L’application du droit négocié

 Couverture conventionnelle automatique à tous les salariés

  • en France, dans le secteur privé autour de 5% des salariés sont syndiqués mais 90% sont couverts par une convention collective. Dans certains pays (EU ou encore pays du nord de l’Europe), c’est l’affiliation au syndicat signataire qui donne droit à l’application des normes conventionnelles.
  • l’activité professionnelle du salarié est indifférente, seule l’activité de l’entreprise compte. 
  • si la CC a le corps d’un contrat (négociation, engagements, signature), elle a surtout l’effet d’une loi : elle s’applique de façon générale et impersonnelle à tous les salariés compris dans son champ géographique et/ou professionnel.

Soumission personnelle de l’employeur 

Conformément à l’effet relatif des contrats (art 1165 CC), l’employeur n’est lié que s’il l’a voulu : 

  • Un chef d’entreprise non signataire ou n’adhérant pas un syndicat patronal signataire n’est en principe soumis à aucune convention collective.
  • s’il adhère à un syndicat de branche, les conventions signées par celui-ci s’appliquent à lui de plein droit (mandat).

Extension et élargissement des conventions collectives 

Un texte élaboré par les partenaires sociaux peut prendre force de loi.

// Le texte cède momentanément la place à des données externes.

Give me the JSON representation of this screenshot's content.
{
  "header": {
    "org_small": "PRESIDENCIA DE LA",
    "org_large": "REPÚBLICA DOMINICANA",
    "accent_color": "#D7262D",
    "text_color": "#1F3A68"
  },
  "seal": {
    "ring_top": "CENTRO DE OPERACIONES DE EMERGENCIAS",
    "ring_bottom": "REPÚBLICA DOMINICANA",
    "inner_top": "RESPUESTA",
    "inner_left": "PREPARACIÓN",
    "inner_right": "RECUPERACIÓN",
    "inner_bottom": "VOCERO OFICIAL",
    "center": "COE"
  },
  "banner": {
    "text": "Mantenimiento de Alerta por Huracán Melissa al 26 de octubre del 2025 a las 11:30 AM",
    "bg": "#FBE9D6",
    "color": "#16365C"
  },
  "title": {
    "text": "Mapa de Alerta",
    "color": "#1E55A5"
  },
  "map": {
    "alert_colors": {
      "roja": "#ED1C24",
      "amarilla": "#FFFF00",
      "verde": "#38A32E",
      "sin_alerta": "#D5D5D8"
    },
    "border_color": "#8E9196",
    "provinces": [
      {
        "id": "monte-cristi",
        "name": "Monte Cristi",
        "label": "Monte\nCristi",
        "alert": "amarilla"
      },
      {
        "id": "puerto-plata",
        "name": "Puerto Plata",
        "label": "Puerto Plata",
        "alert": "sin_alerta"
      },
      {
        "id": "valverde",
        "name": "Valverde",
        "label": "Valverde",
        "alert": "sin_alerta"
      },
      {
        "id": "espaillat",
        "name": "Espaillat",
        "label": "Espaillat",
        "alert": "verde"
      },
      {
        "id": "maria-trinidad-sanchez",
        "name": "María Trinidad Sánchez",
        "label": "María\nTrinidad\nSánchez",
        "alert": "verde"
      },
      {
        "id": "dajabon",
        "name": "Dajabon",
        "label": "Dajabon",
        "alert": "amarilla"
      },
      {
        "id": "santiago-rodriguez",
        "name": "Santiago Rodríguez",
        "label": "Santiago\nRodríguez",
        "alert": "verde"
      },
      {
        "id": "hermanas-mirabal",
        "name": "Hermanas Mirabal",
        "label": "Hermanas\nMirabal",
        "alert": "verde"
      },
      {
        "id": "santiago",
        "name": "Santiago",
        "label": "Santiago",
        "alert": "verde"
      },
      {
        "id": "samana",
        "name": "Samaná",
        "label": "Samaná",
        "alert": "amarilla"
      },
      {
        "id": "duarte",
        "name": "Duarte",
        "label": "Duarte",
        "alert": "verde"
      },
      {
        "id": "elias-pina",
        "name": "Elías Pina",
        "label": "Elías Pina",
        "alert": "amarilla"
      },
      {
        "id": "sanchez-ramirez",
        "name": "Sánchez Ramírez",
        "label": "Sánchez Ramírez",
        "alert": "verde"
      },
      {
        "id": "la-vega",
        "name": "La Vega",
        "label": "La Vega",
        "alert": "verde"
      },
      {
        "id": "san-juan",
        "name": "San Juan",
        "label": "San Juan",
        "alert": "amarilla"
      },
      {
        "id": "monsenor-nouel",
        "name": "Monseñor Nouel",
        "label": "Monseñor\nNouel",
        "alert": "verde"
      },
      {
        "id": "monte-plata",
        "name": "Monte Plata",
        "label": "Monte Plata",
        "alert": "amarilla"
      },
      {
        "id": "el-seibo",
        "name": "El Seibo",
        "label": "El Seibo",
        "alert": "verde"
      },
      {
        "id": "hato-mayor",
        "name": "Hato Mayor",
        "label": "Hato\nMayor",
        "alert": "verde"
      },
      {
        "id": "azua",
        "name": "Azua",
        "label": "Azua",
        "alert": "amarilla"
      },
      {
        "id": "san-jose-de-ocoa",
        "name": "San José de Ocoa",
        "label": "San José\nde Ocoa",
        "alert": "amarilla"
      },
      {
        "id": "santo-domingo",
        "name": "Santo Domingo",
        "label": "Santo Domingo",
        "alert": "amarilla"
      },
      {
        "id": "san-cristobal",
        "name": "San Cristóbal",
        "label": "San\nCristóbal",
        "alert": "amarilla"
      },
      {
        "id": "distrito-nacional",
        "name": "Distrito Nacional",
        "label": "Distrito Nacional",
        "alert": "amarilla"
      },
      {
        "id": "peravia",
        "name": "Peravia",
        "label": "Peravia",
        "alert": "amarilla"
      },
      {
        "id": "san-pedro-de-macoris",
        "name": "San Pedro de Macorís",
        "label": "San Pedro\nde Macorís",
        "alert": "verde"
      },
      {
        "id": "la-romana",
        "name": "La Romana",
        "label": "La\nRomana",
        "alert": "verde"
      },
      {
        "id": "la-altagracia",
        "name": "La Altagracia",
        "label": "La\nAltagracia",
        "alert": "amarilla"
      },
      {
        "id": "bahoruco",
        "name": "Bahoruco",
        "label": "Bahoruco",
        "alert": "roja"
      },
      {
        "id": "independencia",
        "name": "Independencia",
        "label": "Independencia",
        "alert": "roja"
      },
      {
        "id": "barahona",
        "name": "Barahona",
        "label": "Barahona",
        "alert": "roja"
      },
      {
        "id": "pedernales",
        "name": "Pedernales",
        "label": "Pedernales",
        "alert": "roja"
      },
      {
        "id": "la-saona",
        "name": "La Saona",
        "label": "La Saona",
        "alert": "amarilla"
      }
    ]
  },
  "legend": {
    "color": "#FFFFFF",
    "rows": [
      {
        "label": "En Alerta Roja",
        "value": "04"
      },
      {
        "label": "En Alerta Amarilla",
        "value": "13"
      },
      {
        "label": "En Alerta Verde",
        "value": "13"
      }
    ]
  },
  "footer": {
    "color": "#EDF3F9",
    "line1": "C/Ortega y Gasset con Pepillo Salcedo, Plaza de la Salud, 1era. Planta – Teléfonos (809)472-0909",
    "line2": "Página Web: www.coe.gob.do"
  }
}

En effet, le ministre du Travail peut décider d’appliquer des conventions à des entreprises non signataires et qui en deviennent ainsi bénéficiaires. Cette possibilité correspond à deux procédures distinctes : l’extension et l’élargissement. 

 L’extension 

La procédure d’extension rend la convention ou l’accord obligatoirement applicable à l’ensemble des entreprises de la branche ou du secteur géographique, même si les entreprises n’adhèrent pas à une organisation signataire. Ex : la convention collective de la chimie de la région Rhône-Alpes s’appliquera à toutes les entreprises de chimie de la région Rhône-Alpes, même celles qui n’auront pas signé initialement la convention. 

  • L’élargissement

La procédure d’élargissement rend la convention ou l’accord obligatoirement applicable à d’autres professions ou d’autres régions que celles qui étaient impliquées initialement. L’élargissement intervient après l’extension. Ex : la convention collective de chimie de la région Rhône-Alpes s’ appliquera à la région PACA.